Ho riletto “Veder l’erba dalla parte delle radici”, di Davide Lajolo, parlamentare comunista, amico del conterraneo Cesare Pavese, direttore dell’Unità dal 1949 al 1958 (dunque nel periodo in cui sull’Unità, edizione genovese, apparve, pochi giorni prima del Natale 1952, uno stelloncino che salutava la mia nascita, “magnifico maschietto” figlio di due compagni: non giornalisti o tipografi, ma semplici militanti di base nel Partito). “Veder l’erba” uscì nel 1977, dopo che Lajolo ebbe un infarto: morì anni dopo, nel 1984. Il libro, che parte dalla malattia e rievoca le vicende di un politico e scrittore di vaglia, fu tra i più venduti dell’anno. Lo lessi, appunto, in compagnia di migliaia di lettori. Me lo aveva regalato, o prestato, un collega de ‘Il Giorno’, giornale nel quale lavoravo, in forza all’ufficio correttori (un club di intellettuali di sinistra, persone dalle quali ho imparato moltissimo, non solo a scovare refusi o raddrizzare una frase). Alla direzione c’era Gaetano Afeltra, in redazione lavoravano Natalia Aspesi, Giorgio Bocca, Gianni Brera, Marco Nozza, Morando Morandini e altri eccellenti giornalisti che non elenco perché dovrei andare avanti un bel po’ di righe. Per la verità, nel 1977 la redazione era già stata svuotata: molte penne d’oro traslocarono a ‘la Repubblica’, tentati dalla sirena Scalfari, il quale fece una campagna acquisti con i controfiocchi. Lajolo era stato convinto fascista, in gioventù e fino alla caduta del regime. Fece la guerra di Spagna come Volontario del Littorio: non proprio dalla parte giusta. Poi “voltò gabbana”, la definizione è sua, e diventò partigiano comunista.
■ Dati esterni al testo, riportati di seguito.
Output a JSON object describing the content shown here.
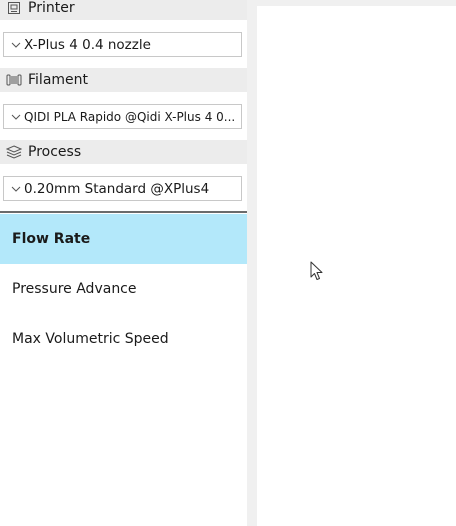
{
  "sidebar": {
    "printer": {
      "header": "Printer",
      "icon": "printer-icon",
      "selected": "X-Plus 4 0.4 nozzle"
    },
    "filament": {
      "header": "Filament",
      "icon": "filament-spool-icon",
      "selected": "QIDI PLA Rapido @Qidi X-Plus 4 0..."
    },
    "process": {
      "header": "Process",
      "icon": "layers-icon",
      "selected": "0.20mm Standard @XPlus4"
    },
    "calibration_items": [
      {
        "label": "Flow Rate",
        "active": true
      },
      {
        "label": "Pressure Advance",
        "active": false
      },
      {
        "label": "Max Volumetric Speed",
        "active": false
      }
    ]
  },
  "colors": {
    "active_item_bg": "#b3e8fa",
    "header_bg": "#ececec",
    "window_bg": "#f0f0f0"
  }
}
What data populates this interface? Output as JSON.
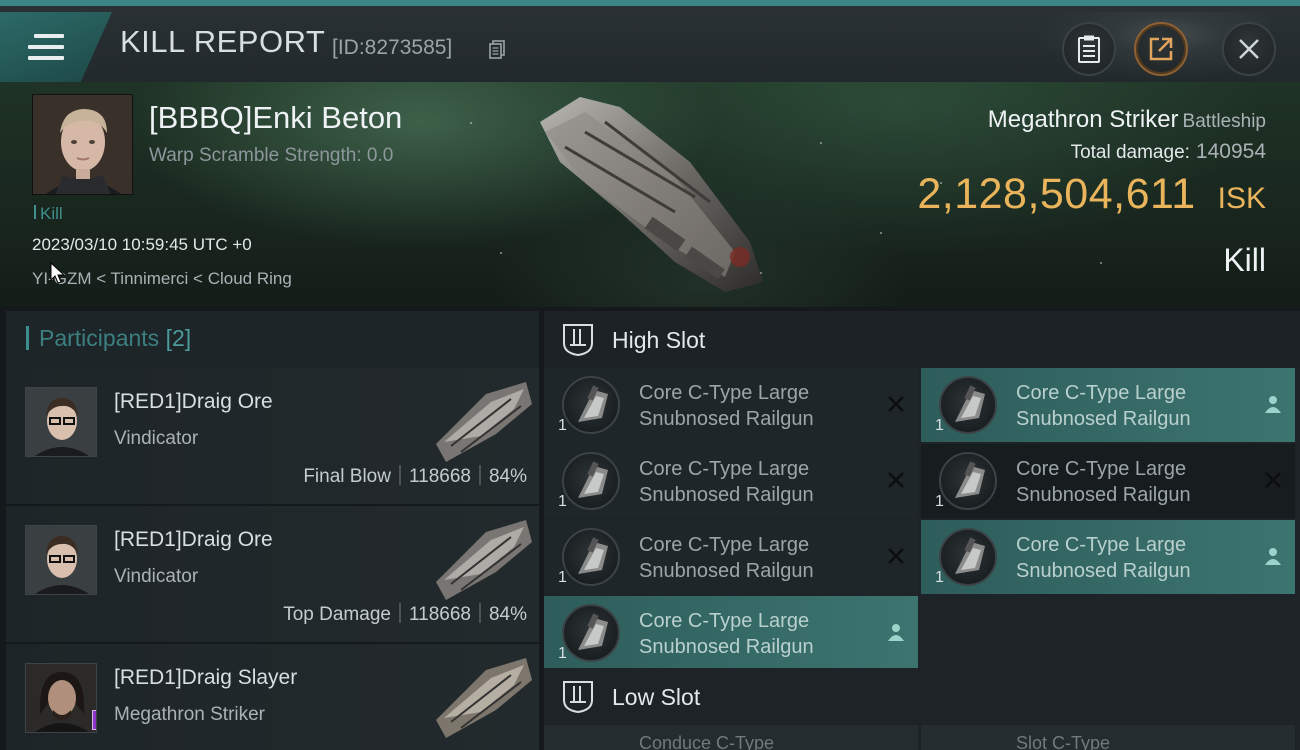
{
  "header": {
    "title": "KILL REPORT",
    "report_id": "[ID:8273585]",
    "icons": [
      "menu-icon",
      "copy-icon",
      "clipboard-icon",
      "share-icon",
      "close-icon"
    ]
  },
  "victim": {
    "name": "[BBBQ]Enki Beton",
    "warp_scramble": "Warp Scramble Strength: 0.0",
    "kill_tag": "Kill",
    "datetime": "2023/03/10 10:59:45 UTC +0",
    "location": "YI-GZM < Tinnimerci < Cloud Ring",
    "ship_name": "Megathron Striker",
    "ship_class": "Battleship",
    "total_damage_label": "Total damage:",
    "total_damage": "140954",
    "isk_value": "2,128,504,611",
    "isk_unit": "ISK",
    "result": "Kill"
  },
  "participants": {
    "label": "Participants",
    "count": "[2]",
    "rows": [
      {
        "name": "[RED1]Draig Ore",
        "ship": "Vindicator",
        "role": "Final Blow",
        "damage": "118668",
        "percent": "84%"
      },
      {
        "name": "[RED1]Draig Ore",
        "ship": "Vindicator",
        "role": "Top Damage",
        "damage": "118668",
        "percent": "84%"
      },
      {
        "name": "[RED1]Draig Slayer",
        "ship": "Megathron Striker",
        "role": "",
        "damage": "",
        "percent": ""
      }
    ]
  },
  "high_slot": {
    "label": "High Slot",
    "modules": [
      {
        "line1": "Core C-Type Large",
        "line2": "Snubnosed Railgun",
        "qty": "1",
        "state": "destroyed"
      },
      {
        "line1": "Core C-Type Large",
        "line2": "Snubnosed Railgun",
        "qty": "1",
        "state": "dropped"
      },
      {
        "line1": "Core C-Type Large",
        "line2": "Snubnosed Railgun",
        "qty": "1",
        "state": "destroyed"
      },
      {
        "line1": "Core C-Type Large",
        "line2": "Snubnosed Railgun",
        "qty": "1",
        "state": "destroyed"
      },
      {
        "line1": "Core C-Type Large",
        "line2": "Snubnosed Railgun",
        "qty": "1",
        "state": "destroyed"
      },
      {
        "line1": "Core C-Type Large",
        "line2": "Snubnosed Railgun",
        "qty": "1",
        "state": "dropped"
      },
      {
        "line1": "Core C-Type Large",
        "line2": "Snubnosed Railgun",
        "qty": "1",
        "state": "dropped"
      }
    ]
  },
  "low_slot": {
    "label": "Low Slot",
    "peek": [
      "Conduce C-Type",
      "Slot C-Type"
    ]
  },
  "colors": {
    "accent": "#3c8d8d",
    "isk": "#e9b45c",
    "dropped_bg": "#3c7470"
  }
}
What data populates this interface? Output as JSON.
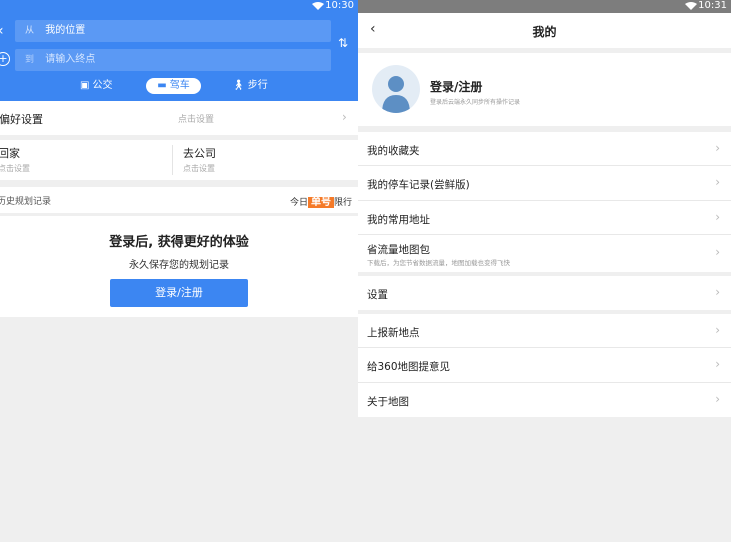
{
  "left": {
    "status": {
      "time": "10:30"
    },
    "route": {
      "from_tag": "从",
      "from_value": "我的位置",
      "to_tag": "到",
      "to_placeholder": "请输入终点"
    },
    "modes": {
      "bus": "公交",
      "drive": "驾车",
      "walk": "步行",
      "active": "drive"
    },
    "preference": {
      "label": "偏好设置",
      "hint": "点击设置"
    },
    "home": {
      "title": "回家",
      "sub": "点击设置"
    },
    "work": {
      "title": "去公司",
      "sub": "点击设置"
    },
    "history": {
      "label": "历史规划记录",
      "limit_prefix": "今日",
      "limit_badge": "单号",
      "limit_suffix": "限行"
    },
    "login_promo": {
      "title": "登录后, 获得更好的体验",
      "subtitle": "永久保存您的规划记录",
      "button": "登录/注册"
    }
  },
  "right": {
    "status": {
      "time": "10:31"
    },
    "header": {
      "title": "我的"
    },
    "profile": {
      "name": "登录/注册",
      "sub": "登录后云端永久同步所有操作记录"
    },
    "menu": [
      {
        "label": "我的收藏夹"
      },
      {
        "label": "我的停车记录(尝鲜版)"
      },
      {
        "label": "我的常用地址"
      },
      {
        "label": "省流量地图包",
        "sub": "下载后，为您节省数据流量，地图加载也变得飞快"
      },
      {
        "label": "设置"
      },
      {
        "label": "上报新地点"
      },
      {
        "label": "给360地图提意见"
      },
      {
        "label": "关于地图"
      }
    ]
  },
  "colors": {
    "primary": "#3c86f2",
    "badge": "#f57a28",
    "background": "#efefef"
  },
  "icons": [
    "wifi-icon",
    "back-arrow-icon",
    "plus-icon",
    "swap-icon",
    "bus-icon",
    "car-icon",
    "walk-icon",
    "chevron-right-icon",
    "avatar-icon"
  ]
}
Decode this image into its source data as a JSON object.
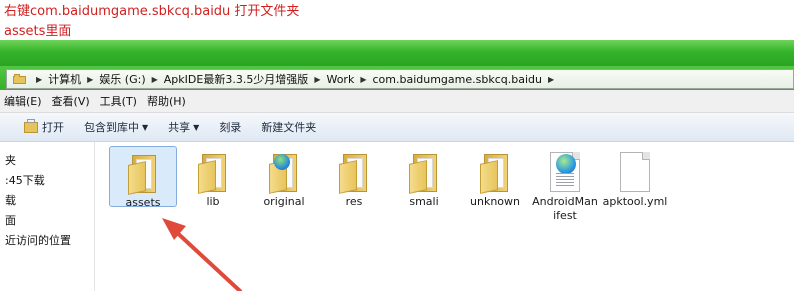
{
  "notes": {
    "line1": "右键com.baidumgame.sbkcq.baidu 打开文件夹",
    "line2": "assets里面"
  },
  "address": {
    "crumbs": [
      "计算机",
      "娱乐 (G:)",
      "ApkIDE最新3.3.5少月增强版",
      "Work",
      "com.baidumgame.sbkcq.baidu"
    ]
  },
  "menu": {
    "edit": "编辑(E)",
    "view": "查看(V)",
    "tools": "工具(T)",
    "help": "帮助(H)"
  },
  "toolbar": {
    "open": "打开",
    "include_library": "包含到库中",
    "share": "共享",
    "burn": "刻录",
    "new_folder": "新建文件夹"
  },
  "nav": {
    "items": [
      "夹",
      ":45下载",
      "载",
      "面",
      "近访问的位置"
    ]
  },
  "files": [
    {
      "name": "assets",
      "kind": "folder",
      "selected": true
    },
    {
      "name": "lib",
      "kind": "folder"
    },
    {
      "name": "original",
      "kind": "folder-globe"
    },
    {
      "name": "res",
      "kind": "folder"
    },
    {
      "name": "smali",
      "kind": "folder"
    },
    {
      "name": "unknown",
      "kind": "folder"
    },
    {
      "name": "AndroidManifest",
      "kind": "xml"
    },
    {
      "name": "apktool.yml",
      "kind": "file"
    }
  ],
  "colors": {
    "annotation": "#d21f1f",
    "titlebar_green": "#35b42b",
    "selection": "#d9ebfb"
  }
}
Dopo la guerra, bocciò Beppe Fenoglio, colpevole di aver tratteggiato la Resistenza, nel racconto “I ventitré giorni della città di Alba”, in modo irriverente e grottesco (poi Lajolo se ne pentì). 


Davide Lajolo nel suo studio

Nel libro, tutto viene raccontato con intelligenza, leggerezza quando è il caso, gravità quando è richiesta (la sua adesione al Pci, i viaggi in treno Milano-Roma, i rapporti con Pasolini, i comizi davanti alle fabbriche, le passeggiate nel gelo di Torino con il malinconico Pavese divorato dal “vizio assurdo”, le scoperte di Mosca, Pechino, Sciangai - si scriveva così -, Parigi con Èluard, Sartre, Beauvoir). Sono contento di averlo riletto, trovato per caso nella ricca biblioteca degli scomparsi zii di Roberta, qui in Liguria, anch’essi intellettuali di sinistra: è una fortuna avere lasciti librari di tale classe. Scopro che il libro venne stampato nello stabilimento di via Rizzoli, a Milano, che conoscevo bene, di cui ho ancora l’odore nelle narici. Era nei sotterranei della casa editrice, il celebre “grattacielo coricato” nei pressi del Parco Lambro, proprio in questi giorni in via di demolizione. Le ruspe stanno buttando giù - per far posto alla Milano che si rinnova - l’edificio dove ho lavorato per anni da giornalista, dal 1979, una volta lasciato ‘Il Giorno’: a Novella 2000, a 7 del Corriere della Sera, ad Amica. E mi viene da sorridere: anche il palazzo de ‘Il Giorno’ in via Fava, quartiere Greco, dove lessi Lajolo di notte, tra una bozza e l’altra, è stato demolito da non molto. Guardo quindi il volumetto, che ha perso la sovracoperta, come un prezioso fossile rinvenuto tra le macerie. E auguro a tutti una buona settimana di Ferragosto.